Les parlementaires ont finalement attribué au tribunal judiciaire la compétence de juger les recours intentés contre les multinationales au nom du devoir de vigilance. Jusqu’au bout, des entreprises des secteurs de l’extraction, des énergies fossiles et de l’armement ont bataillé contre cet amendement.
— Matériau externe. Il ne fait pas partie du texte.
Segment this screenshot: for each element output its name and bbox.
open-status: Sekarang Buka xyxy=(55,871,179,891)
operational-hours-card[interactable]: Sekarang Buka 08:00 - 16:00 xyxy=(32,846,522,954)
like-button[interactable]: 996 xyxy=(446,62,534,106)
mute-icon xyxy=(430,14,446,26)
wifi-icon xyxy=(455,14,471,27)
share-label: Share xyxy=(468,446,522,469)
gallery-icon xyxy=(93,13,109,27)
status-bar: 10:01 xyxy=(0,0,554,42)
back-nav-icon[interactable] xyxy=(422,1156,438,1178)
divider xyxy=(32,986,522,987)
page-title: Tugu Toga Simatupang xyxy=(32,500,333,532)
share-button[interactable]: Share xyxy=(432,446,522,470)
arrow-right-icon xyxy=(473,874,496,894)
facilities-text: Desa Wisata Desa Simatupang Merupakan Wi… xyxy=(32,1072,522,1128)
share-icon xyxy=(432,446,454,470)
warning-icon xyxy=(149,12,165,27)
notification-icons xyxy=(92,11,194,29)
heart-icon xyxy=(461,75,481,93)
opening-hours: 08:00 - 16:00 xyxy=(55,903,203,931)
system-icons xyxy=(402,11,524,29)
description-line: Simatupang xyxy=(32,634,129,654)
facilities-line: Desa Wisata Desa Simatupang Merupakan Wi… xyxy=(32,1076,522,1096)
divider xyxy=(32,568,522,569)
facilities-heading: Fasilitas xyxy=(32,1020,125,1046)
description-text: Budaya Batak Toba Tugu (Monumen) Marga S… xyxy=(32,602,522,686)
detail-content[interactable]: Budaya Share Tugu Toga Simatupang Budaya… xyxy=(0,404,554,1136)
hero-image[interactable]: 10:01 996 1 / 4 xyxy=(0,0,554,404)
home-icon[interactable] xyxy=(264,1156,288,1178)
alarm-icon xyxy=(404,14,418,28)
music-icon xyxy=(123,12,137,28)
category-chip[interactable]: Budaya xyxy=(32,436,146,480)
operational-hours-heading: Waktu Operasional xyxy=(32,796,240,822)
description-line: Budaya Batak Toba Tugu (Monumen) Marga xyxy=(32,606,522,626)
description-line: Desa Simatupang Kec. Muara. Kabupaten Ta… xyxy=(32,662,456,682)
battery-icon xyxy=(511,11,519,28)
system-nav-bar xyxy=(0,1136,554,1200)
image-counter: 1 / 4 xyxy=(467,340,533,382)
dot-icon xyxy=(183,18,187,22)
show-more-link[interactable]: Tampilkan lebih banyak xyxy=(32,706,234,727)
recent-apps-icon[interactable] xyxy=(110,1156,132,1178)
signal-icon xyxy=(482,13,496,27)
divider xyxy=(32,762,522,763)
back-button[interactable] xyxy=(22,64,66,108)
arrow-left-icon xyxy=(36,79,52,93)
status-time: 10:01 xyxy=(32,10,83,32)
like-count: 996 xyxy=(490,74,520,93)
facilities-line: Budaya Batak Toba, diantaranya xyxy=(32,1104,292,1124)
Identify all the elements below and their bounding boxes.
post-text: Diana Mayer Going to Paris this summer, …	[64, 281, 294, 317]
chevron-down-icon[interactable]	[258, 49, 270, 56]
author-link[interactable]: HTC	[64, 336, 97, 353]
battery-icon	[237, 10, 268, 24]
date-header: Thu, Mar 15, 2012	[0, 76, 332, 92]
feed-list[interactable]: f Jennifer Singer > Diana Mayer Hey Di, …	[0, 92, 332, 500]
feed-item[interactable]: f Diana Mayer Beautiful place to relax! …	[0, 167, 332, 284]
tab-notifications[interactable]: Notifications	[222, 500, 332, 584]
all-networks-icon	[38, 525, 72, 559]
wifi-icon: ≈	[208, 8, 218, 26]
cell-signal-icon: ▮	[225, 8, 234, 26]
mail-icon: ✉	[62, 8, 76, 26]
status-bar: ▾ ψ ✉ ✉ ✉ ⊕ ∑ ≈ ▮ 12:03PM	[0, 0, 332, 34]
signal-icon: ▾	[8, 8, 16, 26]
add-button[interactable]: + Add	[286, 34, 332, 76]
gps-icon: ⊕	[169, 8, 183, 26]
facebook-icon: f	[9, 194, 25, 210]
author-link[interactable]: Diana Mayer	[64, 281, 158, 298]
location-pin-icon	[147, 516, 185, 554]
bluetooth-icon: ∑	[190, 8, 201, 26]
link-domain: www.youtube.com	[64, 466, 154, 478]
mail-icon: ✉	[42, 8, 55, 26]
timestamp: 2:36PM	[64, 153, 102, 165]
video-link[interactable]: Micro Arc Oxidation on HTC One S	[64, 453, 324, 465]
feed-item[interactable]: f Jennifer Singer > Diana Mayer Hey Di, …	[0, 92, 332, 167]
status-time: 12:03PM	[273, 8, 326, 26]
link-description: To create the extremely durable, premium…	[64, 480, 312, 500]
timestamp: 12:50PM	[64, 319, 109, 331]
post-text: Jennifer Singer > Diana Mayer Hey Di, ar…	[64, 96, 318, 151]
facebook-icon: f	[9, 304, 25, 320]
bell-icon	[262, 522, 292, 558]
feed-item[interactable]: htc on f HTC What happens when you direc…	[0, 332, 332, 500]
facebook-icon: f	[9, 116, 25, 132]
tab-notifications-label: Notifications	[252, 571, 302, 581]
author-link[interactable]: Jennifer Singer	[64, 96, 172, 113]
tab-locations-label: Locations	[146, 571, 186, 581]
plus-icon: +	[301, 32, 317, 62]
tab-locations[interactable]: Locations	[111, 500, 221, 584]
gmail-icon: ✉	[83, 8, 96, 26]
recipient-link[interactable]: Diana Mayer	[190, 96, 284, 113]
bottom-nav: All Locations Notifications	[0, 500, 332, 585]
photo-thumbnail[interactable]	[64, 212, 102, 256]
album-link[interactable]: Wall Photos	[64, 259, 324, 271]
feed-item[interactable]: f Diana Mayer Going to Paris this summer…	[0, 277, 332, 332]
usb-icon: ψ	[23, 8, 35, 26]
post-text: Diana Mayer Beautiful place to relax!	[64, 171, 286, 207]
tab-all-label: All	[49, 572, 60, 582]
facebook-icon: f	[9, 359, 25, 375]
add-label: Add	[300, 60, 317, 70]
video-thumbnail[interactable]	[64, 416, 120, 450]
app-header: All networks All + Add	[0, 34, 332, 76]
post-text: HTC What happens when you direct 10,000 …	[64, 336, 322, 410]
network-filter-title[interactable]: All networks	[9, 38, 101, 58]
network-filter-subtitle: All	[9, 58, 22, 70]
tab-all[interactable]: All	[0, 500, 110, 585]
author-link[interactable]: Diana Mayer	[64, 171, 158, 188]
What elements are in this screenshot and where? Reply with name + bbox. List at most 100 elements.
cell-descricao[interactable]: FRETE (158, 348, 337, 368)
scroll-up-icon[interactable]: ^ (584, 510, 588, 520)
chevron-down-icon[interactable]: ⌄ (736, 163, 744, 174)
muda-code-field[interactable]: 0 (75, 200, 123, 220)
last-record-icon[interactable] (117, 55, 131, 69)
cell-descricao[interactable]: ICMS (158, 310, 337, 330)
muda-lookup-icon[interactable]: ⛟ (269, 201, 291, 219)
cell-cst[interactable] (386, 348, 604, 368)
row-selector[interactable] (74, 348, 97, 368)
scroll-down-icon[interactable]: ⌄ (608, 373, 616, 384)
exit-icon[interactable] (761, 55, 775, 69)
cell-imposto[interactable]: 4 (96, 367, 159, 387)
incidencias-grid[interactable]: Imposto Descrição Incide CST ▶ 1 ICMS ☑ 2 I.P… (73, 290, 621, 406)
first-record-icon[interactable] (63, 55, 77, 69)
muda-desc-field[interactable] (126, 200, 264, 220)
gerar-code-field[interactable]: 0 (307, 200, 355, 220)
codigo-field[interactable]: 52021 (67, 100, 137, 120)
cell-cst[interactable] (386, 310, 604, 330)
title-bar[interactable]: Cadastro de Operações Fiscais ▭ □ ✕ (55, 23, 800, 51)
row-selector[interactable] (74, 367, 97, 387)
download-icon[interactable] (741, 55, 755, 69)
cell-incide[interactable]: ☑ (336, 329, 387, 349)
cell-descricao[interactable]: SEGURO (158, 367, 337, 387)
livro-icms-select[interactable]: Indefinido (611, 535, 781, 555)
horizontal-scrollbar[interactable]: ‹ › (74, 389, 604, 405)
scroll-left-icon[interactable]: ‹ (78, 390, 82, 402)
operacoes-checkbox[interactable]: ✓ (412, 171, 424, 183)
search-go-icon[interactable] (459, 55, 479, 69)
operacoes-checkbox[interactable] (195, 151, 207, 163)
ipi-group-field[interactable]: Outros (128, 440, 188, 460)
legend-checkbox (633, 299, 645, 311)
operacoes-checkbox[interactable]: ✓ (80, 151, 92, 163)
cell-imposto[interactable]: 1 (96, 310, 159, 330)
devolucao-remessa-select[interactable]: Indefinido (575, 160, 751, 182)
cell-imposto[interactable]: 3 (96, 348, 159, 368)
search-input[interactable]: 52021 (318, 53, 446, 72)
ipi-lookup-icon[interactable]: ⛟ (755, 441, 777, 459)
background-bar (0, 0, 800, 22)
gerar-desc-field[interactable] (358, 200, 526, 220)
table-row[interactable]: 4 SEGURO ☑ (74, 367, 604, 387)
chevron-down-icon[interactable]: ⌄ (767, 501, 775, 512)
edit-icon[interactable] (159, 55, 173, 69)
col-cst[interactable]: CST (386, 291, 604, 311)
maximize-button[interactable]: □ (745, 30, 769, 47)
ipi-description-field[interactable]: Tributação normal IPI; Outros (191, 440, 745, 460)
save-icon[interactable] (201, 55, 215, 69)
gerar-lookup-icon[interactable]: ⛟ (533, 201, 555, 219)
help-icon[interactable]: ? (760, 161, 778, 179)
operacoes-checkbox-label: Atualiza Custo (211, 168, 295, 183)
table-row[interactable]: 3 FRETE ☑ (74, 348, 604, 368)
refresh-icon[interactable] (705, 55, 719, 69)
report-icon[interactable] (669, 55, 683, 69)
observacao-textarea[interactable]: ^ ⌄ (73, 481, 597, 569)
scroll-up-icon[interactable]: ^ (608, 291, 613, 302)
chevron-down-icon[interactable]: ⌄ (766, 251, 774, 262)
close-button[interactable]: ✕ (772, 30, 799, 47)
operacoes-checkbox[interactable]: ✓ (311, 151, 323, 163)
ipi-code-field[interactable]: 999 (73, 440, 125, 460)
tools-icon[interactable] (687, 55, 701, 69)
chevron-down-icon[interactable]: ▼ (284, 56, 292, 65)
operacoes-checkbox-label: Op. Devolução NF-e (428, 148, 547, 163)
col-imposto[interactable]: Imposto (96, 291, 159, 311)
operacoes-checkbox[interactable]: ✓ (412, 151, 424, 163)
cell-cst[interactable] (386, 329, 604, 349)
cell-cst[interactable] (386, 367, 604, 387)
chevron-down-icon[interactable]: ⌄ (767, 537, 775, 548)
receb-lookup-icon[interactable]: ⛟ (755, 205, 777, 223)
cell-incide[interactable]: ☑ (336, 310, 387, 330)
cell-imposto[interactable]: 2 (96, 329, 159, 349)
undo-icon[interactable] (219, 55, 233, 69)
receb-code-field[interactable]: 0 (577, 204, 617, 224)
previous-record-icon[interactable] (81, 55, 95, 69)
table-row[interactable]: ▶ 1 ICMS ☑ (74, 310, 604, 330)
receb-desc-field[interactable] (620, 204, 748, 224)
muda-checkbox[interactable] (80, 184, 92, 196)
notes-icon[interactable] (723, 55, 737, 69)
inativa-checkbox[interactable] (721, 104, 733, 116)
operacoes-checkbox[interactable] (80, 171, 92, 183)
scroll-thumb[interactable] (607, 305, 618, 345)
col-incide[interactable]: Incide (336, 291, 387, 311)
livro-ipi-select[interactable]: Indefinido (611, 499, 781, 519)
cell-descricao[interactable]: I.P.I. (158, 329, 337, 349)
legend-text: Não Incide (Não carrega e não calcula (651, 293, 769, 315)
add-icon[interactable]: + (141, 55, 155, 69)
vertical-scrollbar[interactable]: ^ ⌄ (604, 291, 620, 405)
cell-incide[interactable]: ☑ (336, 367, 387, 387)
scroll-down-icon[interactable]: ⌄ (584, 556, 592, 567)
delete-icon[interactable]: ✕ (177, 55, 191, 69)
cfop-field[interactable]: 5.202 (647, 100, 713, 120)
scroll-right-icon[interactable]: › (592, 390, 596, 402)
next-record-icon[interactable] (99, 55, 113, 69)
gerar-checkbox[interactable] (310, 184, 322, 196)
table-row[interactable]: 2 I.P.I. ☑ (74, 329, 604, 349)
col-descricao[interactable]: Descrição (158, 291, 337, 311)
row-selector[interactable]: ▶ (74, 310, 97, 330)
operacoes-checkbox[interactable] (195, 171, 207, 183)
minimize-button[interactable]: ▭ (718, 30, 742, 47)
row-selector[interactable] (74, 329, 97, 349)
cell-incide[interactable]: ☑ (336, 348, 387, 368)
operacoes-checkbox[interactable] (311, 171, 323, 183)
C’est la conclusion d’un feuilleton à rebondissements : les parlementaires réunis en commission mixte paritaire (CMP) jeudi 21 octobre ont finalement attribué au tribunal judiciaire – le tribunal civil anciennement appelé « de grande instance » – la compétence de juger les recours intentés contre les multinationales au nom du devoir de vigilance. Selon la formule finalement retenue pour l’article 34 du projet de loi « confiance dans l’institution judiciaire », et dans la version lue par Mediapart – en fin d’après-midi, le texte issu de la CMP n’était pas disponible sur le site de l’Assemblée nationale : « Le tribunal judiciaire de Paris connaît des actions relatives au devoir de vigilance. » (...)
Deux semaines plus tôt, les sénatrices et sénateurs avaient voté un amendement attribuant ces litiges au tribunal de commerce de Paris. Plusieurs élu·e·s du groupe LR du Sénat avaient estimé que cette juridiction, spécialisée dans le contentieux du droit des sociétés, était susceptible de mieux connaître le fonctionnement des entreprises. Le ministre de la justice, Éric Dupond-Moretti, présent en séance, avait protesté contre le vote de cet amendement : « Ne bradons pas les droits humains au profit du tribunal de commerce. »
Pour le député (PS) Dominique Potier, ancien rapporteur de la loi sur le devoir de vigilance en 2017, « Enfin ! C’est l’aboutissement d’un long combat initialement engagé dans la loi Climat et résilience. » À ses yeux, « la lutte contre l’impunité des entreprises multinationales ne souffre désormais plus d’ambiguïtés ».
Plusieurs ONG ont également salué la décision dans un communiqué : « Les parlementaires ont décidé de faciliter l’accès à la justice des personnes dont les droits sont menacés ou ont été violés du fait des activités de grandes entreprises françaises », affirment Action Aid, Les Amis de la Terre, Amnesty International, CCFD-Terre Solidaire, Collectif Ethique sur l’étiquette et Sherpa. Et elles précisent : « Interviendront dès la première instance des magistrat·e·s professionnel·le·s, dont l’expertise en matière de droits humains est avérée, ce qui n’est pas le cas des juges consulaires, qui sont élus par leurs pairs parmi les commerçants et les dirigeants de sociétés commerciales. »
Le plan de vigilance de Total concernant ses activités pétrolières en Ouganda a fait l’objet d’une mise en demeure par Survie, Les Amis de la Terre et plusieurs ONG ougandaises, le 24 juin 2019. Puis ce collectif a assigné la multinationale en justice. Mais plus de deux ans après, ce recours n’a toujours pas pu être jugé sur le fond, car le législateur n’avait pas précisé quelle juridiction était compétente sur ces dossiers. (...)
Résultat : le tribunal judiciaire de Nanterre s’est déclaré incompétent, au profit du tribunal de commerce, décision confirmée par la cour d’appel de Versailles en décembre 2020. C’est la position défendue par Total et ses avocats : le devoir de vigilance relève selon eux du tribunal de commerce car il serait en lien direct avec la gestion de l’entreprise. C’est désormais le Cour de cassation qui doit tenir une audience à ce sujet le 3 novembre. (...)
De son côté, la cour d’appel de Versailles doit, elle, rendre son jugement le 18 novembre concernant un autre recours déposé contre le groupe pétrolier, cette fois-ci par des associations et collectivités territoriales pour inaction climatique. (...)
Chargée de campagne aux Amis de la terre, Juliette Renaud se réjouit de la décision sur le fond mais regrette ces interminables délais judiciaires (...)
Le 26 octobre, une autre grande multinationale française est convoquée devant le tribunal de Paris au nom du devoir de vigilance, pour une audience de mise en état : EDF, mis en cause par des habitant·e·s de l’isthme de Tehuantepec, au Mexique, pour ses projets d’éolien industriel qui les privent de terres communautaires et menacent leur environnement.